In Kalifornien wird ein Vorwarnsystem entwickelt. Die Gefahr ist auf einer farbigen Landkarte ablesbar

Mit den Daten, die Seismografen rund um die Erde ausspucken, können Forscher genau sagen, wo ein Erdbeben stattfand und wie stark es war. Von Vorhersagen, wann und wo ein Erdbeben zu erwarten sei, sind sie aber noch weit entfernt.

„Wir müssen zuverlässige Vorzeichen finden“, sagt Heiko Woith vom Geoforschungszentrum Potsdam (GFZ). Es gebe zwar viele Behauptungen über Vorzeichen von Erdstößen, doch einer wissenschaftlichen Prüfung hielt bisher gerade eine Hand voll stand.
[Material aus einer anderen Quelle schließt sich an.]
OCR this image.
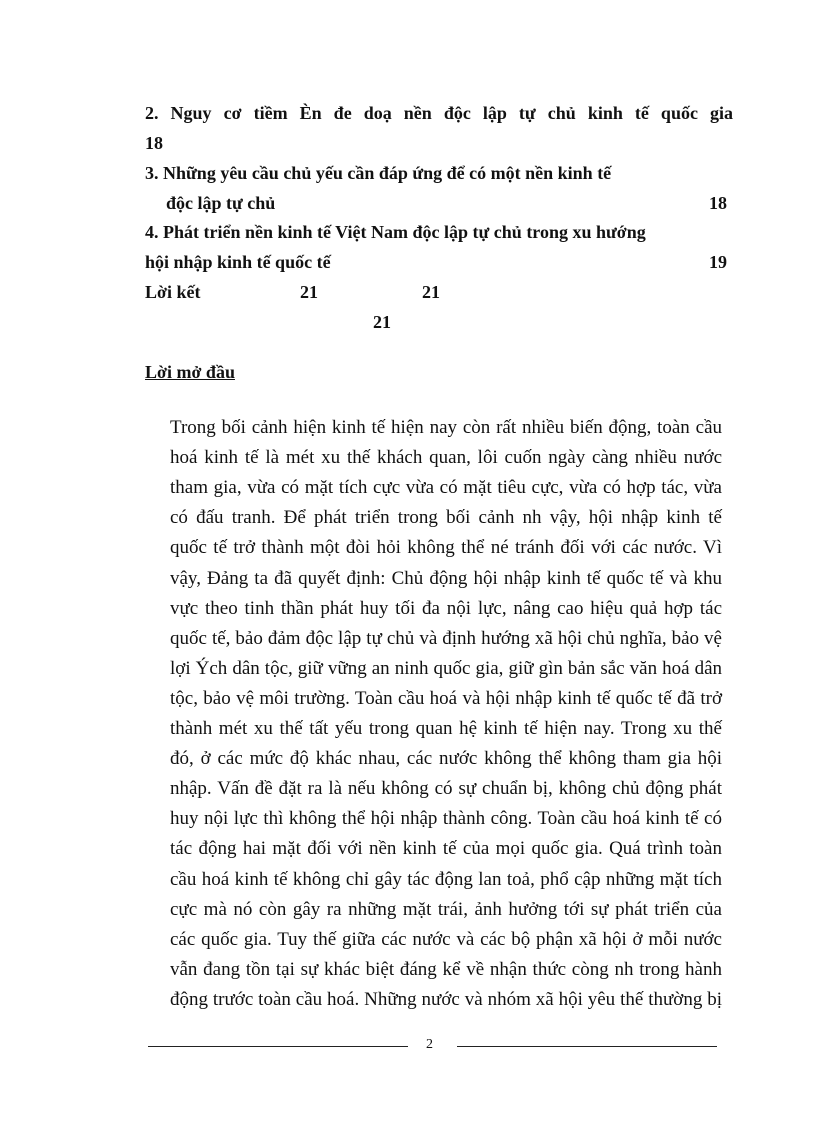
2. Nguy cơ tiềm Èn đe doạ nền độc lập tự chủ kinh tế quốc gia
18
3. Những yêu cầu chủ yếu cần đáp ứng để có một nền kinh tế
độc lập tự chủ	18
4. Phát triển nền kinh tế Việt Nam độc lập tự chủ trong xu hướng
hội nhập kinh tế quốc tế	19
Lời kết	21	21
21
Lời mở đầu
Trong bối cảnh hiện kinh tế hiện nay còn rất nhiều biến động, toàn cầu
hoá kinh tế là mét xu thế khách quan, lôi cuốn ngày càng nhiều nước
tham gia, vừa có mặt tích cực vừa có mặt tiêu cực, vừa có hợp tác, vừa
có đấu tranh. Để phát triển trong bối cảnh nh vậy, hội nhập kinh tế
quốc tế trở thành một đòi hỏi không thể né tránh đối với các nước. Vì
vậy, Đảng ta đã quyết định: Chủ động hội nhập kinh tế quốc tế và khu
vực theo tinh thần phát huy tối đa nội lực, nâng cao hiệu quả hợp tác
quốc tế, bảo đảm độc lập tự chủ và định hướng xã hội chủ nghĩa, bảo vệ
lợi Ých dân tộc, giữ vững an ninh quốc gia, giữ gìn bản sắc văn hoá dân
tộc, bảo vệ môi trường. Toàn cầu hoá và hội nhập kinh tế quốc tế đã trở
thành mét xu thế tất yếu trong quan hệ kinh tế hiện nay. Trong xu thế
đó, ở các mức độ khác nhau, các nước không thể không tham gia hội
nhập. Vấn đề đặt ra là nếu không có sự chuẩn bị, không chủ động phát
huy nội lực thì không thể hội nhập thành công. Toàn cầu hoá kinh tế có
tác động hai mặt đối với nền kinh tế của mọi quốc gia. Quá trình toàn
cầu hoá kinh tế không chỉ gây tác động lan toả, phổ cập những mặt tích
cực mà nó còn gây ra những mặt trái, ảnh hưởng tới sự phát triển của
các quốc gia. Tuy thế giữa các nước và các bộ phận xã hội ở mỗi nước
vẫn đang tồn tại sự khác biệt đáng kể về nhận thức còng nh trong hành
động trước toàn cầu hoá. Những nước và nhóm xã hội yêu thế thường bị
2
Schwankungen des Grundwasserspiegels etwa oder verstärkter Austritt des Gases Radon aus dem Untergrund kurz vor einem Beben. „Die fünf Vorzeichen, die nicht durchfielen, erhielten in Schulnoten ausgedrückt gerade ein Ausreichend“, sagt Woith.
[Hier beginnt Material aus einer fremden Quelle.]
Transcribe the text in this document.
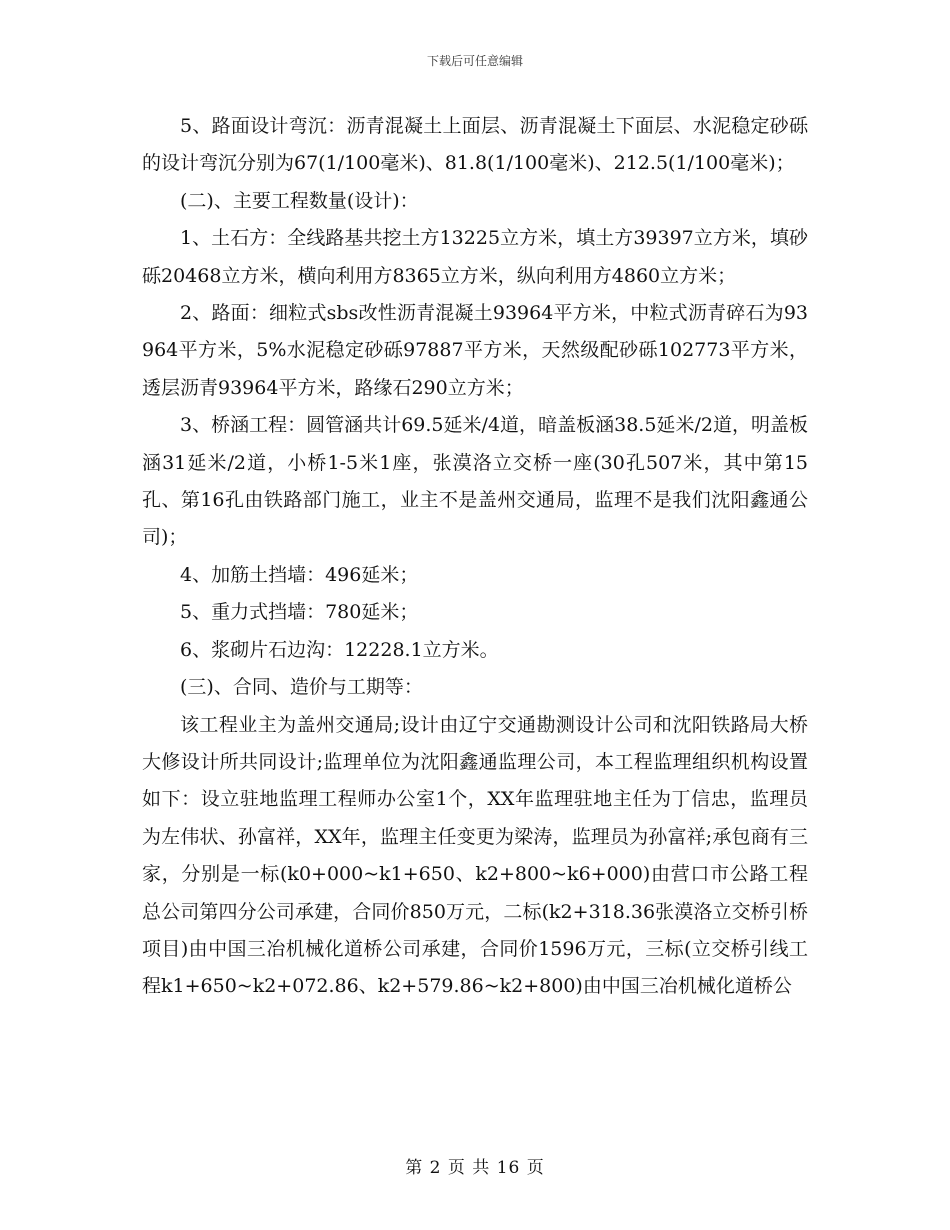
下载后可任意编辑

5、路面设计弯沉：沥青混凝土上面层、沥青混凝土下面层、水泥稳定砂砾的设计弯沉分别为67(1/100毫米)、81.8(1/100毫米)、212.5(1/100毫米)；

(二)、主要工程数量(设计)：

1、土石方：全线路基共挖土方13225立方米，填土方39397立方米，填砂砾20468立方米，横向利用方8365立方米，纵向利用方4860立方米；

2、路面：细粒式sbs改性沥青混凝土93964平方米，中粒式沥青碎石为93964平方米，5%水泥稳定砂砾97887平方米，天然级配砂砾102773平方米，透层沥青93964平方米，路缘石290立方米；

3、桥涵工程：圆管涵共计69.5延米/4道，暗盖板涵38.5延米/2道，明盖板涵31延米/2道，小桥1-5米1座，张漠洛立交桥一座(30孔507米，其中第15孔、第16孔由铁路部门施工，业主不是盖州交通局，监理不是我们沈阳鑫通公司)；

4、加筋土挡墙：496延米；

5、重力式挡墙：780延米；

6、浆砌片石边沟：12228.1立方米。

(三)、合同、造价与工期等：

该工程业主为盖州交通局;设计由辽宁交通勘测设计公司和沈阳铁路局大桥大修设计所共同设计;监理单位为沈阳鑫通监理公司，本工程监理组织机构设置如下：设立驻地监理工程师办公室1个，XX年监理驻地主任为丁信忠，监理员为左伟状、孙富祥，XX年，监理主任变更为梁涛，监理员为孙富祥;承包商有三家，分别是一标(k0+000~k1+650、k2+800~k6+000)由营口市公路工程总公司第四分公司承建，合同价850万元，二标(k2+318.36张漠洛立交桥引桥项目)由中国三冶机械化道桥公司承建，合同价1596万元，三标(立交桥引线工程k1+650~k2+072.86、k2+579.86~k2+800)由中国三冶机械化道桥公

第 2 页 共 16 页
Die Phänomene könnten zwar Erdbeben ankündigen, sie müssten aber weiter erforscht werden. Völlig überraschend kommen Erdbeben dennoch nicht. Geowissenschaftler können abschätzen, wie groß die Gefahr eines Bebens in einer bestimmten Region ist. Seit Mai gibt es für Kalifornien sogar eine Erdbebenwetter-Karte. Darauf wird in verschiedenen Farben das Bebenrisiko für die nächsten 24 Stunden angegeben. Meist zeigt die Karte höchstens eine Wahrscheinlichkeit von 0,1 Prozent.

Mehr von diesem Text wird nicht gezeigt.